JD : I started with the quote but for some reason I never really wanted to set it. I knew the title was in there somewhere and it was pretty obvious in the end what it was going to be. So I had a kind of mystical image of the moth entering the flame whereby it surrenders totally to the inevitable. Most of the text, all of the texts I’ve set- there is one exception- but most of the texts are anonymous. I like ancient texts, you don't know who the author is. I’m not destroying someone’s poetry. You know I have thing that poetry is a music in itself. I just don’t get why one would want to set it, you usually destroy it. The Carmina Gadelica, which was compiled by Alexander Carmichael. I've set a lot of texts from this. It's a collection of invocations, prayers and folk recipes. Carmichael in the late 19th century decided that the gaelic tradition was being lost. He was a self-taught anthropologist and toured the islands visiting mostly women at home who had these old invocation and prayers. And its in 7 volumes. My grandmother used to make “mouth music” with no text, she comes from that Gaelic tradition. For me, it was also something in my roots. I knew the moment that I made this transition toward the classical tradition I had to bring something authentic to it, something authentic to me, and so it was really just working out how to do that.

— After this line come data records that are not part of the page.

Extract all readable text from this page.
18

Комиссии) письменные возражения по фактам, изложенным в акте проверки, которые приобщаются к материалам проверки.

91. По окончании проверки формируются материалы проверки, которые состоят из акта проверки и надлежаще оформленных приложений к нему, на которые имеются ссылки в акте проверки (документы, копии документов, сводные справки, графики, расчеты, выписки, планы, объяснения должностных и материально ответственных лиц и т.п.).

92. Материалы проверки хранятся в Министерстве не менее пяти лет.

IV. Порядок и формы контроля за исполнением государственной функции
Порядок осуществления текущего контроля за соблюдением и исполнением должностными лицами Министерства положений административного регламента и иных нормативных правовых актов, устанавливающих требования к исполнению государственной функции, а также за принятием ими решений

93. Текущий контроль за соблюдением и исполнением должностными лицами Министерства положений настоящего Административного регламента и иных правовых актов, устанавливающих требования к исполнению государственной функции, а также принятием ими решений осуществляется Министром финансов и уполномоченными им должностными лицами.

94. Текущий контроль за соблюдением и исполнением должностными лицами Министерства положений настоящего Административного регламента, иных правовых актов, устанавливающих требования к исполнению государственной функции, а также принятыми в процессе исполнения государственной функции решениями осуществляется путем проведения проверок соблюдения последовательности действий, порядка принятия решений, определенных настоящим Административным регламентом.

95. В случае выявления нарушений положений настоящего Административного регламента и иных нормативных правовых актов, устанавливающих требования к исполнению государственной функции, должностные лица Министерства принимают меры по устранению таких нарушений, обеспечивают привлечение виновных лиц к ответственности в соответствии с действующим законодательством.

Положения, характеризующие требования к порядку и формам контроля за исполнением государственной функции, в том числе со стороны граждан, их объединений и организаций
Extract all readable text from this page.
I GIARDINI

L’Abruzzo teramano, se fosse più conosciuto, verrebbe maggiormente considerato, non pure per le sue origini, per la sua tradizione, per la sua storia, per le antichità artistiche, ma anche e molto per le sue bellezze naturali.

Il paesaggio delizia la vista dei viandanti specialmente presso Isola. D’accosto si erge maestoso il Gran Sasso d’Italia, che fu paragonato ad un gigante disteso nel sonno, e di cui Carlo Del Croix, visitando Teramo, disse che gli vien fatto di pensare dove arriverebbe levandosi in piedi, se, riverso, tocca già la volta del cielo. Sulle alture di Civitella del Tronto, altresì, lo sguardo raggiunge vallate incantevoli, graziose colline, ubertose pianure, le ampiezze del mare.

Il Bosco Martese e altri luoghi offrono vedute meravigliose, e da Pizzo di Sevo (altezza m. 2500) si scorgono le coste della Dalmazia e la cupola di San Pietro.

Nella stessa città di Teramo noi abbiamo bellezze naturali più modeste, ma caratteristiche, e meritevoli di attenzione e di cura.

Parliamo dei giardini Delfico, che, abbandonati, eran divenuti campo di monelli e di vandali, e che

KS : You were saying that you've been sort of inappropriate categorized.
JD : I think its lazily categorized
KS : We are wondering how A Roaring Flame fits within the body of work that you've done up to now. Also, have you ever considered revising this instrumentation?
ND : Right, what retrospectively your thoughts on the piece are, now from this view.
JD : Well, the latter question, no I haven’t thought about going back to the instrumentation, although I think its an instrumentation that works. I don’t really think about my past work much. I am conscious that from work to work I like to make small modifications, at micro-levels that I’m experimenting with. So I think the work grows in a more organic way in that sense. But I don't like to look back too much. The other thing I’m conscious of is that I don’t like to repeat myself, so I like to just somehow just move on. So its a journey in a way for me. I suppose that if I see my work in any way at all, it's more like a journal entry, and I’m not trying to build anything in particular although I do get involved in these large cycles. And I guess one of the multiple things about the way I work is that things are either in cycles of series, there are very few single works. It began as an unconscious thing and then I realized actually why I was doing that. And I realized that it was something that I brought up earlier- a dissatisfaction with the concert format. So I began to make cycles where the hope was that the cycle would be the program. It sounds egotistical (there's ego in there of course) but more to do with someone trying to maintain this notion of the concert being enchanting, it should be magical. I think the moment the audience steps into the space where they're going to sit down, somethings going to happen and they should feel it, before anything is onstage. And its not stepping out of reality, its stepping into another reality. Which for me, is the essence of music anyway. I don't mean that in an escapist way, which I suppose is also why I really wanted to keep an element of the vernacular in things. It feels more real to me.